La collection inavouable

26 juin 20246 minutes

Dimitri Delmas a écrit un livre sur la collection Gurlitt, puis, suite à une demande d'Orange, a accepté de faire une conférence sur le même sujet.

Rappel des faits : En 2010, à l'occasion d'une opération des douanes, les autorités ont découvert une collection de plus de 1 500 œuvres cachées depuis des décennies par Cornelius Gurlitt. Une affaire au retentissement international.

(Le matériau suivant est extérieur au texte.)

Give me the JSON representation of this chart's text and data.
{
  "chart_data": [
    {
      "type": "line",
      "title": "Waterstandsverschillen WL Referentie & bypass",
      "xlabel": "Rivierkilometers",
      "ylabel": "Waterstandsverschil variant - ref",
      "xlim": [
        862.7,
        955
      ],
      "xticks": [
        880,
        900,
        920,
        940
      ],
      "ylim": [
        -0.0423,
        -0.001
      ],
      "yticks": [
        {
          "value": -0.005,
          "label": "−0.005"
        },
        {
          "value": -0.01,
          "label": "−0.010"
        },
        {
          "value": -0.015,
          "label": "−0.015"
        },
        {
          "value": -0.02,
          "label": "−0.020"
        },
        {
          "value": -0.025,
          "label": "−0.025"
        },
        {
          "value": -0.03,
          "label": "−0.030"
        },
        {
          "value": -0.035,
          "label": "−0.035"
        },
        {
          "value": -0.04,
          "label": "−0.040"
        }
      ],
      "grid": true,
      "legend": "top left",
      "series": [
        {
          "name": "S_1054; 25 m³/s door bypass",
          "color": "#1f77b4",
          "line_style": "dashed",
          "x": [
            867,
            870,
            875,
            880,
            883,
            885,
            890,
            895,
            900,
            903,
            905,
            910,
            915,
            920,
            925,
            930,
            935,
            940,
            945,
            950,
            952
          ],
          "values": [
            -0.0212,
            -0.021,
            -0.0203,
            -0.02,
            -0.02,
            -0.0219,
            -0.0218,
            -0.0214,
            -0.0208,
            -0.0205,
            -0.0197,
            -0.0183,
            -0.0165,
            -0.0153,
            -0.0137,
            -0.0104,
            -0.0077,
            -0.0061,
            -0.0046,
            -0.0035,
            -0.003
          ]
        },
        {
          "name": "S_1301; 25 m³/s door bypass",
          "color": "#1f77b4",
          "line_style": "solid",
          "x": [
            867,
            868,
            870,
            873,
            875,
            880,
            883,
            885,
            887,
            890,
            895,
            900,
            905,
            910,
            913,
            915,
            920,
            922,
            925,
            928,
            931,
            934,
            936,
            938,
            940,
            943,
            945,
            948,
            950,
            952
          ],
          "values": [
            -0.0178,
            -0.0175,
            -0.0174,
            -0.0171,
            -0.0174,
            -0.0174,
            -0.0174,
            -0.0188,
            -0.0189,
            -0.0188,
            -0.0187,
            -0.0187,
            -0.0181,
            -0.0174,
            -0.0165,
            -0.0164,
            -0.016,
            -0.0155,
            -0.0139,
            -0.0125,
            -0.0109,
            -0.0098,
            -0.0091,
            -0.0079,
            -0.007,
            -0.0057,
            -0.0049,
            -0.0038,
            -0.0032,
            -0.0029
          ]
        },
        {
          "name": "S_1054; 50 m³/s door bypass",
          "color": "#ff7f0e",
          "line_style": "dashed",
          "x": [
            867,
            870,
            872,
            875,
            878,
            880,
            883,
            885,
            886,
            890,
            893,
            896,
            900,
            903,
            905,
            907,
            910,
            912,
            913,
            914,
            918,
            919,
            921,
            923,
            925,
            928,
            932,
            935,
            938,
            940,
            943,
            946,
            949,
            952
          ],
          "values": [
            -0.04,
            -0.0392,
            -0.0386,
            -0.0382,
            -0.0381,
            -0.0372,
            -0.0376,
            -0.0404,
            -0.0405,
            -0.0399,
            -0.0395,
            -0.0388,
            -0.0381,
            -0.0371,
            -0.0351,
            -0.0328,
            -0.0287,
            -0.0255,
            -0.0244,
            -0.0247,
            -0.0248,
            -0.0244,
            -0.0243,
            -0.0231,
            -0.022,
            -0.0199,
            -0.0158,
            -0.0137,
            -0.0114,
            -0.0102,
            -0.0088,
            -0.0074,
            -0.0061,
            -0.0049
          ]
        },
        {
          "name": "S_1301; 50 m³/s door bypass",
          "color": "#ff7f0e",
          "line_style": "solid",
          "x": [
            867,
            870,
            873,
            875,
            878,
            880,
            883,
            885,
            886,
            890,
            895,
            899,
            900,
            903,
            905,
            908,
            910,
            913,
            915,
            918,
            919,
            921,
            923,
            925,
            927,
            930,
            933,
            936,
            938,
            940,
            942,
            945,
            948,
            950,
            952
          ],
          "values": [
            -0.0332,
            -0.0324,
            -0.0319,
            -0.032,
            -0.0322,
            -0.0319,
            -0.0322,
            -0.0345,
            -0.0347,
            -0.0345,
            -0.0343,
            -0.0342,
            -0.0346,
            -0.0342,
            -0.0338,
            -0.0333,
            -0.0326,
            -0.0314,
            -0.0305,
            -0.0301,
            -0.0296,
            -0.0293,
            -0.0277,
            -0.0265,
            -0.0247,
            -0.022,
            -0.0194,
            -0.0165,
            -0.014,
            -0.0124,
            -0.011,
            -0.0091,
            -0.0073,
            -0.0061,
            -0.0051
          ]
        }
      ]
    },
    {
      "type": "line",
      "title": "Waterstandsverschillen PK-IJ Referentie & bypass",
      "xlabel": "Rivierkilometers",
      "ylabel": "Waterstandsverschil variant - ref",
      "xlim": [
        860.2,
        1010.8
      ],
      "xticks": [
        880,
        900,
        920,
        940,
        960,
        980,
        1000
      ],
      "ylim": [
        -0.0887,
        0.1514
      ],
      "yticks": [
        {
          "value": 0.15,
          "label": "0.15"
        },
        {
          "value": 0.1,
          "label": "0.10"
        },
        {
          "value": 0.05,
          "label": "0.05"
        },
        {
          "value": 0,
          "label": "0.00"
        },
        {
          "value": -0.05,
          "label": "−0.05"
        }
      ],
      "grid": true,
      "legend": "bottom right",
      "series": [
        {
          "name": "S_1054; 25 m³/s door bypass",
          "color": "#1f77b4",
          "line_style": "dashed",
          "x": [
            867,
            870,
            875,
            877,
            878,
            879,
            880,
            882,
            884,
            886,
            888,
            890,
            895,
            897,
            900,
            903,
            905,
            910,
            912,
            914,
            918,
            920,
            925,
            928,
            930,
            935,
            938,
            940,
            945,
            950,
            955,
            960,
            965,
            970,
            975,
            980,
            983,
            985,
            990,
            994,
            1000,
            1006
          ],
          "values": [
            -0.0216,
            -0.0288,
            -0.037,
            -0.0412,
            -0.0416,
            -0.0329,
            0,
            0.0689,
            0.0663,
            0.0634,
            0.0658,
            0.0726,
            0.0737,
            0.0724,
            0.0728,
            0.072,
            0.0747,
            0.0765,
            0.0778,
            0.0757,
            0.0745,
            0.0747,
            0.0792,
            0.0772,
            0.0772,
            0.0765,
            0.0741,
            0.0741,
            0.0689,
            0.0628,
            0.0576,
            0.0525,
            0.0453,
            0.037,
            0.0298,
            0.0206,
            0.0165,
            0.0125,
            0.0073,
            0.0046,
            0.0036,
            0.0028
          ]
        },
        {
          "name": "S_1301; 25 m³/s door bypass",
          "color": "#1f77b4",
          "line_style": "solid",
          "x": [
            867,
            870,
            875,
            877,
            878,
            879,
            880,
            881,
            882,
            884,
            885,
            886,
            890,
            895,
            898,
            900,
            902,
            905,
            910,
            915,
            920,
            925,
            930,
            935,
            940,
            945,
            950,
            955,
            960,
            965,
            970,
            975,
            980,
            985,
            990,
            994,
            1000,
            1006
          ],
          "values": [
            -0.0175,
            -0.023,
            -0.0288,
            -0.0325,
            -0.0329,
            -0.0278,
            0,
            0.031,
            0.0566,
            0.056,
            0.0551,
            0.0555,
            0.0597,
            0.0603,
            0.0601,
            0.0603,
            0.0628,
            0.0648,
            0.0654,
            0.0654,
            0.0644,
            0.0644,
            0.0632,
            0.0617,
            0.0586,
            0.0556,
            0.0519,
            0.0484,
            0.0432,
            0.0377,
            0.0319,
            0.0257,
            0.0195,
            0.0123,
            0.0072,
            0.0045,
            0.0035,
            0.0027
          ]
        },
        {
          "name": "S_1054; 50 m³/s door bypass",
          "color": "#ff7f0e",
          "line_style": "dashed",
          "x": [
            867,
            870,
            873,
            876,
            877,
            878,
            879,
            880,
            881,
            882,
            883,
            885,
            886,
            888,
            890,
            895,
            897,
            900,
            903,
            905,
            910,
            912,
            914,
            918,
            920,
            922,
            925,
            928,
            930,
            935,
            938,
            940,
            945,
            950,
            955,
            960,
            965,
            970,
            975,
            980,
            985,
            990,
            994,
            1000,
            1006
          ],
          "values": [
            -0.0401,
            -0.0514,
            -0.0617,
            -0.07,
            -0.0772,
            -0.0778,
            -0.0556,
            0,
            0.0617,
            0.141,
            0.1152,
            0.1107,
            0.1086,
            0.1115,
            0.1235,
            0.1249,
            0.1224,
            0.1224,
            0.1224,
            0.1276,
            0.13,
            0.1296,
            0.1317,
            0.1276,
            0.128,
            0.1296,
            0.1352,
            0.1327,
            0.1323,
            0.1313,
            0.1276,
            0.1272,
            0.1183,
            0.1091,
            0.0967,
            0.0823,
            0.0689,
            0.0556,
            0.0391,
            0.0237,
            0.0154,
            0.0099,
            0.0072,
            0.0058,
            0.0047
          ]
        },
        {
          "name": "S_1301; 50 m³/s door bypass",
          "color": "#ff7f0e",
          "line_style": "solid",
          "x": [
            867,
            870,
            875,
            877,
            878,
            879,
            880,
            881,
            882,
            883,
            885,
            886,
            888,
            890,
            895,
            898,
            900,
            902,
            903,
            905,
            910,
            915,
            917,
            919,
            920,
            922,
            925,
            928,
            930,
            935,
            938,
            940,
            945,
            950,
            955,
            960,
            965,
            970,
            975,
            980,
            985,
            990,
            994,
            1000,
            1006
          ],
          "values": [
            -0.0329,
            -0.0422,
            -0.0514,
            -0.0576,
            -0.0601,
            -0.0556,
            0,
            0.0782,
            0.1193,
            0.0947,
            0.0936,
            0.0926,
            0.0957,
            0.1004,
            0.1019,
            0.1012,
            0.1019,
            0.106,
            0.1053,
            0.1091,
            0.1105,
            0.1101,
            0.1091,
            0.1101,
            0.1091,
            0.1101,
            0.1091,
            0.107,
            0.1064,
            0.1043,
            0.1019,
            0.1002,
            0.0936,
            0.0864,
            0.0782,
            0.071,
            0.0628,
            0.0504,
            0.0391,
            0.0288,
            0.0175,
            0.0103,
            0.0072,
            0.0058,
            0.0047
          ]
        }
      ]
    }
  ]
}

Après une longue enquête et l'étude d'innombrables documents, M. Delmas a pu reconstituer l'histoire de cette collection :

Hildebrand Gurlitt vient de Dresde. Il étudie l'histoire de l'art, tout d'abord à Dresde, puis à partir de 1919 à Berlin, et ensuite à l'Université de Francfort-sur-le-Main, où il soutient en 1924 sa thèse de doctorat. Il épouse en 1923 la danseuse Helene (« Lena ») Hanke. Il a avec elle un fils, Cornelius Gurlitt, né en 1932 à Hambourg (et mort en 2014 à Munich), et une fille Nicoline Benita Renate, née en 1935 à Hambourg et vraisemblablement décédée en 2012.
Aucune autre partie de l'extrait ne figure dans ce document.